2. Bahan Kimia dan Obat-obatan


a. Bahan Kimia
Paparan kromis dari bahan kimia (misal : benzen) dihubungkan dengan
peningkatan insidensi leukemia akut, misal pada tukang sepatu yang sering
terpapar benzen. Selain benzen beberapa bahan lain dihubungkan dengan
resiko tinggi dari AML, antara lain : produk – produk minyak,
cat , ethylene oxide, herbisida, pestisida, dan ladang elektromagnetik

b. Obat-obatan
Obat-obatan anti neoplastik (misal : alkilator dan inhibitor topoisomere II)
dapat mengakibatkan penyimpangan kromosom yang menyebabkan AML. 
Kloramfenikol,  fenilbutazon, dan  methoxypsoralen  dilaporkan
menyebabkan kegagalan sumsum tulang yang lambat laun menjadi AML

c. Radiasi
Hubungan yang erat antara radiasi dan leukemia (ANLL) ditemukan pada
pasien-pasien anxylosing spondilitis yang mendapat terapi radiasi, dan pada
kasus lain seperti peningkatan insidensi leukemia pada penduduk Jepang
yang selamat dari ledakan bom atom. Peningkatan resiko leukemia ditemui
juga pada pasien yang mendapat terapi radiasi misal : pembesaran thymic,
para pekerja yang terekspos radiasi dan para radiologis .

d. Leukemia Sekunder
Leukemia yang terjadi setelah perawatan atas penyakit malignansi lain
disebut Secondary Acute Leukemia ( SAL ) atau treatment related leukemia.
Termasuk diantaranya penyakit Hodgin, limphoma, myeloma, dan kanker
payudara.
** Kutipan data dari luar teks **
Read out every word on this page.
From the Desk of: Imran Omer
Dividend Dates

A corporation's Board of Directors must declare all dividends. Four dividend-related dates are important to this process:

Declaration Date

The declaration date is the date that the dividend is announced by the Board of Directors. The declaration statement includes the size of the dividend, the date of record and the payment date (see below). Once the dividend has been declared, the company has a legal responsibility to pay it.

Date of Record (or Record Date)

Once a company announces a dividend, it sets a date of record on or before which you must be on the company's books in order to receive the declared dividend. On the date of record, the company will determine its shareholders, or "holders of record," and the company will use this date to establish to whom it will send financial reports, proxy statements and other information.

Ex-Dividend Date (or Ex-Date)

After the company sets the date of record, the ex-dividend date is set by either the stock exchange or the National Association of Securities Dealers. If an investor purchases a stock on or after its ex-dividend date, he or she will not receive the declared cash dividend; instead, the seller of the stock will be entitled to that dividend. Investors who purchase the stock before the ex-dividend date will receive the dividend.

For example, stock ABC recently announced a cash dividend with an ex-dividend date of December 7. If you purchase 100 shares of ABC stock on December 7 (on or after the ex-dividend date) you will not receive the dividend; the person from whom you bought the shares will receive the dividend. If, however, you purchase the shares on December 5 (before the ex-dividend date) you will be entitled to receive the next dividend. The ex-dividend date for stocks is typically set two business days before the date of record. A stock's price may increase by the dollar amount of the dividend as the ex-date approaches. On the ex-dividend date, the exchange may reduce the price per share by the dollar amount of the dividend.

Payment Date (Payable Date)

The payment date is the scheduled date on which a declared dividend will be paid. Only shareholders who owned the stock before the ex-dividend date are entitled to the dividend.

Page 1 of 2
Hal ini disebabkan karena obat-obatan yang digunakan termasuk
golongan imunosupresif selain menyebabkan dapat menyebabkan
kerusakan DNA .
D. PATOFISIOLOGI

Komponen sel darah terdiri atas eritrosit atau sel darah merah (RBC) dan leukosit atau

sel darah putih (WBC) serta trombosit atau platelet. Seluruh sel darah normal

diperoleh dari sel batang tunggal yang terdapat pada seluruh sumsum tulang. Sel

batang dapat dibagi ke dalam lymphpoid dan sel batang darah (myeloid), dimana pada

kebalikannya menjadi cikal bakal sel yang terbagi sepanjang jalur tunggal khusus.
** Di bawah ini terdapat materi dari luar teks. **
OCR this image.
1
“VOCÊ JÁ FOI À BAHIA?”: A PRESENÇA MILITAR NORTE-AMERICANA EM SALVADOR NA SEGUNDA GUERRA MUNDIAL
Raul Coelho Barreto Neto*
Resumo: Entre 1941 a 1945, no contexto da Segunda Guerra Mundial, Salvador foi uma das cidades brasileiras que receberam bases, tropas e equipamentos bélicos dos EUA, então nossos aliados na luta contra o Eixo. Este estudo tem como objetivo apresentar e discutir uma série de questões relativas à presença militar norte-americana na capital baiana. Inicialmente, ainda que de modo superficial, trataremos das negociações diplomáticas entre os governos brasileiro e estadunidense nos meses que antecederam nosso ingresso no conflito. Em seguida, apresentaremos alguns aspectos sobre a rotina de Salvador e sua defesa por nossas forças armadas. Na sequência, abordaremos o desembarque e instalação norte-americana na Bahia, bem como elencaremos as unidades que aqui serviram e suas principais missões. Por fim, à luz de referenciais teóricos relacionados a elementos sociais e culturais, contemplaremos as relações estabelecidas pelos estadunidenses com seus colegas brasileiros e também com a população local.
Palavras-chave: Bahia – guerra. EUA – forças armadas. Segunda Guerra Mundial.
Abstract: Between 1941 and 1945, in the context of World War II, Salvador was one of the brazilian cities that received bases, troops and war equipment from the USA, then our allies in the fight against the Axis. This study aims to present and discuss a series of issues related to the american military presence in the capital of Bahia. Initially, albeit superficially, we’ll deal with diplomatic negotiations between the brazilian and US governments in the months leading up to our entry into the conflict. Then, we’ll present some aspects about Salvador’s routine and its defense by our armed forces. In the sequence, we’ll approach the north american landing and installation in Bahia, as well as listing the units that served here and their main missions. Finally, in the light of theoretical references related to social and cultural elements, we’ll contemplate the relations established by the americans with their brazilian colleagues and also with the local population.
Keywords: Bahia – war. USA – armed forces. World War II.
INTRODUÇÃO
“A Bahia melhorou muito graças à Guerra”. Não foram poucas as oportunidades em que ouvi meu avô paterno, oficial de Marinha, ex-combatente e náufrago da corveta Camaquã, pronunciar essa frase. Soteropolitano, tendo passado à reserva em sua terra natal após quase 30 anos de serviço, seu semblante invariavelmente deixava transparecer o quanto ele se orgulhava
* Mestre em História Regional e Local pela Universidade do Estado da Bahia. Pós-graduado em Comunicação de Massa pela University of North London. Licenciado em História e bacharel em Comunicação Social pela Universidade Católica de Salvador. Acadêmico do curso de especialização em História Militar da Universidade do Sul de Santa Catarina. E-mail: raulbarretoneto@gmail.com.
Proses ini dikenal sebagai hematopoiesis dan terjadi di dalam sumsum tulang

tengkorak, tulang belakang., panggul, tulang dada, dan pada proximal epifisis pada

tulang-tulang yang panjang.

ALL meningkat dari sel batang lymphoid tungal dengan kematangan lemah dan

pengumpulan sel-sel penyebab kerusakan di dalam sumsum tulang. Biasanya

dijumpai tingkat pengembangan lymphoid yang berbeda dalam sumsum tulang mulai

dari yang sangat mentah hingga  hampir menjadi sel normal. Derajat kementahannya

merupakan petunjuk untuk menentukan/meramalkan kelanjutannya. Pada

pemeriksaan darah tepi ditemukan sel muda limfoblas dan biasanya ada leukositosis,

kadang-kadang leukopenia (25%). Jumlah leukosit neutrofil seringkali rendah,

demikian pula kadar hemoglobin dan trombosit. Hasil pemeriksaan sumsum tulang

biasanya menunjukkan sel-sel blas yang dominan. Pematangan limfosit B dimulai dari

sel stem pluripoten, kemudian sel stem limfoid, pre pre-B, early B, sel B intermedia,

sel B matang, sel plasmasitoid dan sel plasma. Limfosit T juga berasal dari sel stem

pluripoten, berkembang menjadi sel stem limfoid, sel timosit imatur, cimmom

thymosit, timosit matur, dan menjadi sel limfosit T helper dan limfosit T supresor.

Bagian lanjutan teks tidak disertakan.